Pets are allowed, but discouraged and must be on a leash.
CANFIELD
A white card- board sign warned potential buyers that the burnt- orange ’49 Studebaker “Biz” Coupe was “not for the faint of heart.”
“It’ll take a lot of work [to get it running],” said owner Richard Heflin of Uniontown.
Heflin was one of many early-morning attendees at the annual Canfield Auto Swap Meet on Friday. The show runs through Sunday.
Heflin had intentions of fixing up the rusted jalopy, but those plans fell through when he instead invested in a rose-colored ’63 Chevy Biscayne. He calls that car a “money pit,” and now he’s asking $1,700 for the Studebaker that he’d hoped to turn into a convertible.
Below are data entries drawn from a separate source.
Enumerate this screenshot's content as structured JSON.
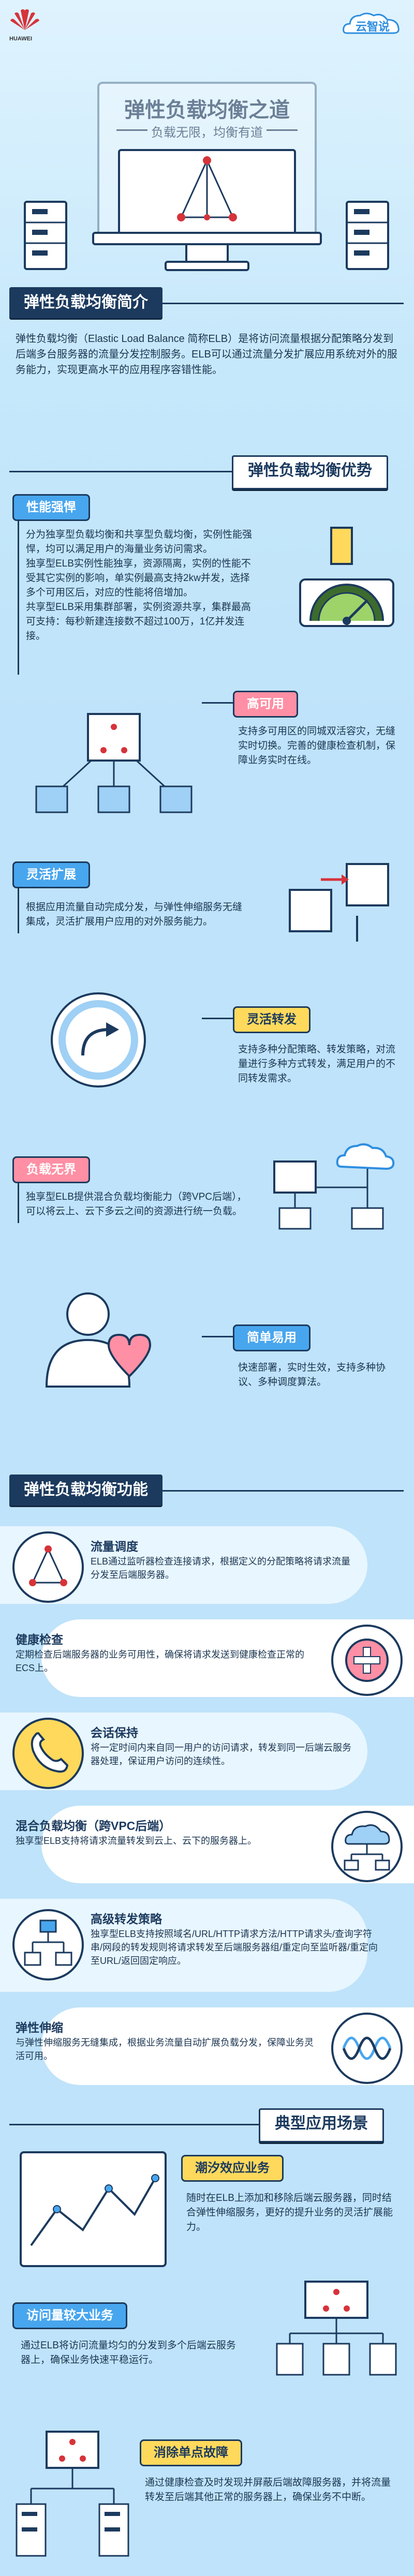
{
  "brand": {
    "logo_text": "HUAWEI",
    "cloud_tag": "云智说"
  },
  "hero": {
    "title": "弹性负载均衡之道",
    "subtitle": "负载无限，均衡有道"
  },
  "intro": {
    "title": "弹性负载均衡简介",
    "text": "弹性负载均衡（Elastic Load Balance 简称ELB）是将访问流量根据分配策略分发到后端多台服务器的流量分发控制服务。ELB可以通过流量分发扩展应用系统对外的服务能力，实现更高水平的应用程序容错性能。"
  },
  "advantages": {
    "title": "弹性负载均衡优势",
    "items": [
      {
        "label": "性能强悍",
        "text": "分为独享型负载均衡和共享型负载均衡，实例性能强悍，均可以满足用户的海量业务访问需求。\n独享型ELB实例性能独享，资源隔离，实例的性能不受其它实例的影响，单实例最高支持2kw并发，选择多个可用区后，对应的性能将倍增加。\n共享型ELB采用集群部署，实例资源共享，集群最高可支持：每秒新建连接数不超过100万，1亿并发连接。"
      },
      {
        "label": "高可用",
        "text": "支持多可用区的同城双活容灾，无缝实时切换。完善的健康检查机制，保障业务实时在线。"
      },
      {
        "label": "灵活扩展",
        "text": "根据应用流量自动完成分发，与弹性伸缩服务无缝集成，灵活扩展用户应用的对外服务能力。"
      },
      {
        "label": "灵活转发",
        "text": "支持多种分配策略、转发策略，对流量进行多种方式转发，满足用户的不同转发需求。"
      },
      {
        "label": "负载无界",
        "text": "独享型ELB提供混合负载均衡能力（跨VPC后端），可以将云上、云下多云之间的资源进行统一负载。"
      },
      {
        "label": "简单易用",
        "text": "快速部署，实时生效，支持多种协议、多种调度算法。"
      }
    ]
  },
  "functions": {
    "title": "弹性负载均衡功能",
    "items": [
      {
        "title": "流量调度",
        "text": "ELB通过监听器检查连接请求，根据定义的分配策略将请求流量分发至后端服务器。"
      },
      {
        "title": "健康检查",
        "text": "定期检查后端服务器的业务可用性，确保将请求发送到健康检查正常的ECS上。"
      },
      {
        "title": "会话保持",
        "text": "将一定时间内来自同一用户的访问请求，转发到同一后端云服务器处理，保证用户访问的连续性。"
      },
      {
        "title": "混合负载均衡（跨VPC后端）",
        "text": "独享型ELB支持将请求流量转发到云上、云下的服务器上。"
      },
      {
        "title": "高级转发策略",
        "text": "独享型ELB支持按照域名/URL/HTTP请求方法/HTTP请求头/查询字符串/网段的转发规则将请求转发至后端服务器组/重定向至监听器/重定向至URL/返回固定响应。"
      },
      {
        "title": "弹性伸缩",
        "text": "与弹性伸缩服务无缝集成，根据业务流量自动扩展负载分发，保障业务灵活可用。"
      }
    ]
  },
  "scenarios": {
    "title": "典型应用场景",
    "items": [
      {
        "label": "潮汐效应业务",
        "text": "随时在ELB上添加和移除后端云服务器，同时结合弹性伸缩服务，更好的提升业务的灵活扩展能力。"
      },
      {
        "label": "访问量较大业务",
        "text": "通过ELB将访问流量均匀的分发到多个后端云服务器上，确保业务快速平稳运行。"
      },
      {
        "label": "消除单点故障",
        "text": "通过健康检查及时发现并屏蔽后端故障服务器，并将流量转发至后端其他正常的服务器上，确保业务不中断。"
      }
    ]
  },
  "colors": {
    "navy": "#1c3a5e",
    "blue": "#48a6ee",
    "yellow": "#ffd95b",
    "pink": "#ff8fa4",
    "red": "#d6333a"
  }
}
“Hopefully I’ll sell it,” Heflin said. “I got a large bill coming up on that race car.”
The swap meet is in its 25th year of having three summer shows in April, July and September. This is the last of the season.
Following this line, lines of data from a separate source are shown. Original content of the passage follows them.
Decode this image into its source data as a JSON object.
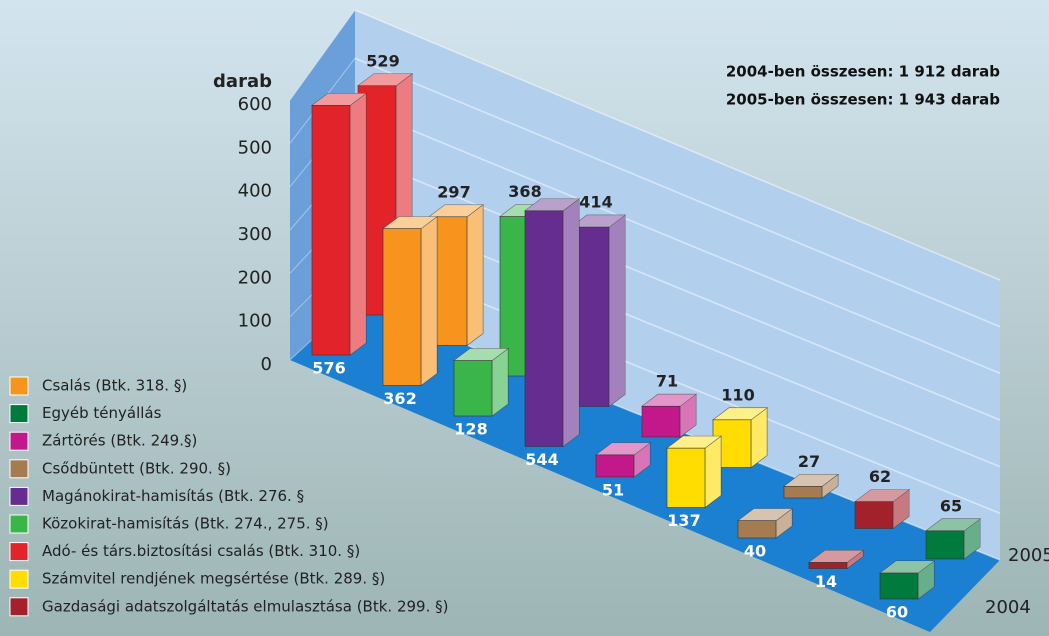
{
  "chart_data": {
    "type": "bar",
    "y_label": "darab",
    "annotations": [
      "2004-ben összesen: 1 912 darab",
      "2005-ben összesen: 1 943 darab"
    ],
    "categories": [
      "Adó- és társ.biztosítási csalás (Btk. 310. §)",
      "Csalás (Btk. 318. §)",
      "Közokirat-hamisítás (Btk. 274., 275. §)",
      "Magánokirat-hamisítás (Btk. 276. §",
      "Zártörés (Btk. 249.§)",
      "Számvitel rendjének megsértése (Btk. 289. §)",
      "Csődbüntett (Btk. 290. §)",
      "Gazdasági adatszolgáltatás elmulasztása (Btk. 299. §)",
      "Egyéb tényállás"
    ],
    "colors": [
      "#e3232a",
      "#f7941d",
      "#39b54a",
      "#662d91",
      "#c2188b",
      "#ffdd00",
      "#a57c52",
      "#a3212a",
      "#007a3d"
    ],
    "series": [
      {
        "name": "2004",
        "values": [
          576,
          362,
          128,
          544,
          51,
          137,
          40,
          14,
          60
        ]
      },
      {
        "name": "2005",
        "values": [
          529,
          297,
          368,
          414,
          71,
          110,
          27,
          62,
          65
        ]
      }
    ],
    "ylim": [
      0,
      600
    ],
    "yticks": [
      0,
      100,
      200,
      300,
      400,
      500,
      600
    ],
    "grid": true
  }
}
Owner Ed Nelso said the busiest day for the show is Saturday. He said between 500 and 700 cars will have taken over the fairgrounds for Sunday’s car show, which will begin at 10 a.m. and conclude at 3 p.m. with judging and prizes.
In the meantime, there is the ever-present array of fried fair food to keep guests full. And dozens of vendors selling old license plates, Harley-Davidson sweatshirts, work gloves, hatchets, ratchets and rims galore.
Roy Walkowiak of Cleveland brought a truck full of rims to sell this weekend. Roy’s Rims operates on a per-appointment basis in the Cleveland area where Walkowiak houses a few thousand rims in a warehouse.
He brought 600 to the show Friday.
“I’ll probably sell between 10 and 20 sets,” Walkowiak said. “Everybody is looking for something specific, for a year, make or model.”
Dave Dixon of Beaver Falls, Pa., brought an array of truck parts to sell Friday. He and business partner Brian McNeely run Toojuice Car & Truck Parts and have come to the Canfield Swap Meet for several years.
“This isn’t even the tip of the iceberg,” Dixon said of the dozens of car doors and grills scattered about the grass.
Dixon said his girlfriend and McNeely’s wife will join them at the show later this weekend.
“They’ll sit here while we go browsing,” Dixon said. “You never know what we’re gonna find.”
Dixon, who works for an oil company, said he uses a lot of vacation days to attend car shows such as this trying to find parts for his ’72 Nova and ’57 Chevy Truck. He brought his burgundy ’64 Malibu Super Sport to the event.
“I’ve always been a hunter,” Dixon said. “I hunt deer and coyote. When you’re looking for something specific and you find it, it’s like a sense of accomplishment.”